Hi na and peace- So much for my H wanting me to meet up with him this weekend. My H is having problems at work and decided that he is going to be coming home early Sunday to do more work so there really is no reason for me to go all that way just to meet up with him for dinner and spend the night. So, once again he retracted his invitation and on top of that, the happiness that I thought I saw in him the other day is now gone. He is stressed out again about work and claims that things will be crazy busy for him for the next 3 1/2 months. I did talk to my H about my feelings last night but I feel like that just puts more pressure on him. I told him that if we were living together and he was busy with work, at least I would see him every night when he gets home. He seemed to understand my frustration and acknowledges that his business is a problem but I don't think he is willing to change anything. I told him that he should just let me go since I am so tired of putting my life on hold for him. He just said that he would hate for all of the therapy to go to waste.

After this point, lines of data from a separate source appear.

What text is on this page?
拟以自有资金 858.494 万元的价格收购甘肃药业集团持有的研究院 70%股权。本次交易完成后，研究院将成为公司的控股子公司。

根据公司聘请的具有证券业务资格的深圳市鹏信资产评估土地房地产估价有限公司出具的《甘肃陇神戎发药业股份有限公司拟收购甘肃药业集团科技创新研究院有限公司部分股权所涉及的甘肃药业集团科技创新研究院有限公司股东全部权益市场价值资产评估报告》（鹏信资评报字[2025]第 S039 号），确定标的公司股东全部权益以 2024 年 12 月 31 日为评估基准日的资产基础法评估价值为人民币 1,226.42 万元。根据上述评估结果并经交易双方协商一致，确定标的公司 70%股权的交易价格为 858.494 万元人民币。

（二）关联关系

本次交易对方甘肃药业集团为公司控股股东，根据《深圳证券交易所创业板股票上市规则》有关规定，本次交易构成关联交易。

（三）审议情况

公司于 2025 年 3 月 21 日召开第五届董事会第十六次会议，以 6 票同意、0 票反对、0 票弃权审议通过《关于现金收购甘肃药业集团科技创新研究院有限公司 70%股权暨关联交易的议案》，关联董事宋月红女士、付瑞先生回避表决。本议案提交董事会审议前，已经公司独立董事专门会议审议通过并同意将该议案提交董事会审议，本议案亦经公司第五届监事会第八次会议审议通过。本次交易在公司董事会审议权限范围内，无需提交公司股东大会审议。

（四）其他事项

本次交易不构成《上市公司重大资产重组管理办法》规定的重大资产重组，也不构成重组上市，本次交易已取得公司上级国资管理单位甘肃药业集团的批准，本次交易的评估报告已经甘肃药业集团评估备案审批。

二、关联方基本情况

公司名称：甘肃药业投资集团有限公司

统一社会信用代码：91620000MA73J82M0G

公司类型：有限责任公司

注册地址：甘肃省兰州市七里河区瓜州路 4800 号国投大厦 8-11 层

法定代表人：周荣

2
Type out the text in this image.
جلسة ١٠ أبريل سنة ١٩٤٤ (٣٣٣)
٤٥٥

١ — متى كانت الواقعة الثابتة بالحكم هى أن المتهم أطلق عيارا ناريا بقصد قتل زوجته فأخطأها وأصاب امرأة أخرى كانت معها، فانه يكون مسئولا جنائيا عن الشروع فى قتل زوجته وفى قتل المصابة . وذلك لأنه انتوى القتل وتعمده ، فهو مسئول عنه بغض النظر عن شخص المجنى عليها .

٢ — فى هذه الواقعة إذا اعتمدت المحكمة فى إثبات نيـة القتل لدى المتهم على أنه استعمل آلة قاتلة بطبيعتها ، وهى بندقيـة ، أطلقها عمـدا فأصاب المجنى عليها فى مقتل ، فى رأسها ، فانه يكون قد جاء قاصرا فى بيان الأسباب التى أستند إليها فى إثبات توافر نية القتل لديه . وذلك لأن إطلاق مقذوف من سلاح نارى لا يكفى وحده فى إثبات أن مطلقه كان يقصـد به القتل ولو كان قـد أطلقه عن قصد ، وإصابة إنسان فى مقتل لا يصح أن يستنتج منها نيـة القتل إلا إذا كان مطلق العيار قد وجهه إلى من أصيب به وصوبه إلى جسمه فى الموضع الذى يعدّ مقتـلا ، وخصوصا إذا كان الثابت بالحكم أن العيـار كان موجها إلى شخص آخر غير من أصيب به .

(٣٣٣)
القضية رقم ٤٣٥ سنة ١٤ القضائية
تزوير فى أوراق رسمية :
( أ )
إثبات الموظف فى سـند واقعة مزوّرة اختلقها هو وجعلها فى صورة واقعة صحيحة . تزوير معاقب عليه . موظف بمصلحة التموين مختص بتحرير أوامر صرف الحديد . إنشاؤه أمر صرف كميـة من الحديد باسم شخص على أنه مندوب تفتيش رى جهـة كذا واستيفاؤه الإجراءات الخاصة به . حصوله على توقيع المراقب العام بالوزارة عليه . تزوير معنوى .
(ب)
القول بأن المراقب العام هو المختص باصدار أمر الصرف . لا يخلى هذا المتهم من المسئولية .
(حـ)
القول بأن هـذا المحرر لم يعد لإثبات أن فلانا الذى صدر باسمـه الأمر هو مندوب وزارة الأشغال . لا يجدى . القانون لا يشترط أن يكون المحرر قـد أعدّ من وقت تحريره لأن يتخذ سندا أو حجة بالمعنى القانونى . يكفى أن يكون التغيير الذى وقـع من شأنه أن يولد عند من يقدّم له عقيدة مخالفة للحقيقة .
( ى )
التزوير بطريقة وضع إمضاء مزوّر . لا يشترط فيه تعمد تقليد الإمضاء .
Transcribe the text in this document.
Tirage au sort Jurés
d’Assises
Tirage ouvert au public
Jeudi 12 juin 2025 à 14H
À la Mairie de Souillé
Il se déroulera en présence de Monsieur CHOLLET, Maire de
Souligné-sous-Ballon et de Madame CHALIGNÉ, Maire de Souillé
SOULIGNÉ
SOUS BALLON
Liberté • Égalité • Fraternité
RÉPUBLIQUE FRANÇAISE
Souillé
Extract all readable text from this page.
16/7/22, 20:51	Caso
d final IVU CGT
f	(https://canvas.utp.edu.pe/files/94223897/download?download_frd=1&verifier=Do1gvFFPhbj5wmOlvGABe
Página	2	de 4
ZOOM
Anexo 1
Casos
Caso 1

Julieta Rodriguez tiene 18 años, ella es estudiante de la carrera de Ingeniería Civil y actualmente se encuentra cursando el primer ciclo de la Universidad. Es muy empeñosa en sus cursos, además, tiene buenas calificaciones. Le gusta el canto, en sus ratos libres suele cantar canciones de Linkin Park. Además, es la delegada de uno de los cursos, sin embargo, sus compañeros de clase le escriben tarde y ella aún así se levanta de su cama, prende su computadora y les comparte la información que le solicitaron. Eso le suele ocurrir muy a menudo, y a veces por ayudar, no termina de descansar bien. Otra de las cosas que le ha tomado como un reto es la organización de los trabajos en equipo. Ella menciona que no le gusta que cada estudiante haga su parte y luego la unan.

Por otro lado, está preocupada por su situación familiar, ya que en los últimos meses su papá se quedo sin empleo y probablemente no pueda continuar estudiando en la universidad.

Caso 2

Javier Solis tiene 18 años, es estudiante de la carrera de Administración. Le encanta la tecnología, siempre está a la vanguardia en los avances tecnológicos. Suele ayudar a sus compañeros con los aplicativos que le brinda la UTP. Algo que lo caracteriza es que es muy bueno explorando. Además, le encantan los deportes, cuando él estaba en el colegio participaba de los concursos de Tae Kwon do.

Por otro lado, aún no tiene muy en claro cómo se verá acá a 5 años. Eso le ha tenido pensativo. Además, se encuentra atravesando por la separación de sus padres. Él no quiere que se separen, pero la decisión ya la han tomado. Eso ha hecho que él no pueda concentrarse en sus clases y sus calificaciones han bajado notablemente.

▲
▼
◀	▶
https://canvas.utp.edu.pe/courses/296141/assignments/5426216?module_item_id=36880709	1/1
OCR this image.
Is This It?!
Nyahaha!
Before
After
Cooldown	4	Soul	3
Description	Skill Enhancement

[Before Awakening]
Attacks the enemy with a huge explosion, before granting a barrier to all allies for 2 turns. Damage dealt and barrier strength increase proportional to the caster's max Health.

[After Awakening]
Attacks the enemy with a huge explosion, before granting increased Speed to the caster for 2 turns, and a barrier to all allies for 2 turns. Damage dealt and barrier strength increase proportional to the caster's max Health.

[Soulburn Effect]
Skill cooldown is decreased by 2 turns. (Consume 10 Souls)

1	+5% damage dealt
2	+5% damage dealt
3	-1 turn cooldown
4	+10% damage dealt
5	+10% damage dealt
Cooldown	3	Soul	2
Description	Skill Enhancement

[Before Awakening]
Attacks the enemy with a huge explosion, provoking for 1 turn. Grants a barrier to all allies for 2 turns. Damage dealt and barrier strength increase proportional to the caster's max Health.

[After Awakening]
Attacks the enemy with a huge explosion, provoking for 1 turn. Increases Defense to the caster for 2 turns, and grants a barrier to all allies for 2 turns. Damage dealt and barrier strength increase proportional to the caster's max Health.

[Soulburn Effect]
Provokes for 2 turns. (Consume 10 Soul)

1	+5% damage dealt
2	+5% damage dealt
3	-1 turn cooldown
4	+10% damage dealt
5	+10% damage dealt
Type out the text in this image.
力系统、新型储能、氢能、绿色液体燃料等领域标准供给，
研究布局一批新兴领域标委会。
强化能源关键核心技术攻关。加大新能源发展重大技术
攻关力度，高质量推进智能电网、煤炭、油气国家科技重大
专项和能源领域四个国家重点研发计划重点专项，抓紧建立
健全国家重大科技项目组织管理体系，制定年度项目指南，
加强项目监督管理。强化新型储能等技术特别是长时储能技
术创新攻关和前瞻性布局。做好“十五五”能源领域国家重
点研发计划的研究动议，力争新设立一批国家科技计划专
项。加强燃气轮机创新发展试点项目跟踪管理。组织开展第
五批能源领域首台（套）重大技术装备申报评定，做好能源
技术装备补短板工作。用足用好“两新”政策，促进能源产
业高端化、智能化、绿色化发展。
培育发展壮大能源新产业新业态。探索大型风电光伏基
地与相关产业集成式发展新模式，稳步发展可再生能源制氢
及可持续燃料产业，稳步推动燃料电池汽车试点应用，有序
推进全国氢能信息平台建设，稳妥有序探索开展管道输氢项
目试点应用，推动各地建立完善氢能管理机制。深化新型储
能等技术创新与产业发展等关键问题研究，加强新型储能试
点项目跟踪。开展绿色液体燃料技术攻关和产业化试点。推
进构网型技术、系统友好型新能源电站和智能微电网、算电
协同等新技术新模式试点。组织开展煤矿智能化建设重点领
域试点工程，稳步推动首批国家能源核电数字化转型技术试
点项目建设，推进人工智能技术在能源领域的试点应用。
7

So, we have nothing resolved. I just don't think I can stay in limbo until February...or even longer because I don't know what excuse he will have then. I really think my H likes the way things are with us now. He sees me when he wants but has no real obligation...that way he doesn't really have to consider my wants and needs. I feel like I am backed into a corner again. I can't put more pressure on my H but I can't keep going on like this indefinately. I want someone who wants to make me priority and wants to be committed to me...I want someone who wants to be with me...I just know I want more than this. Life is too short to live in limbo forever.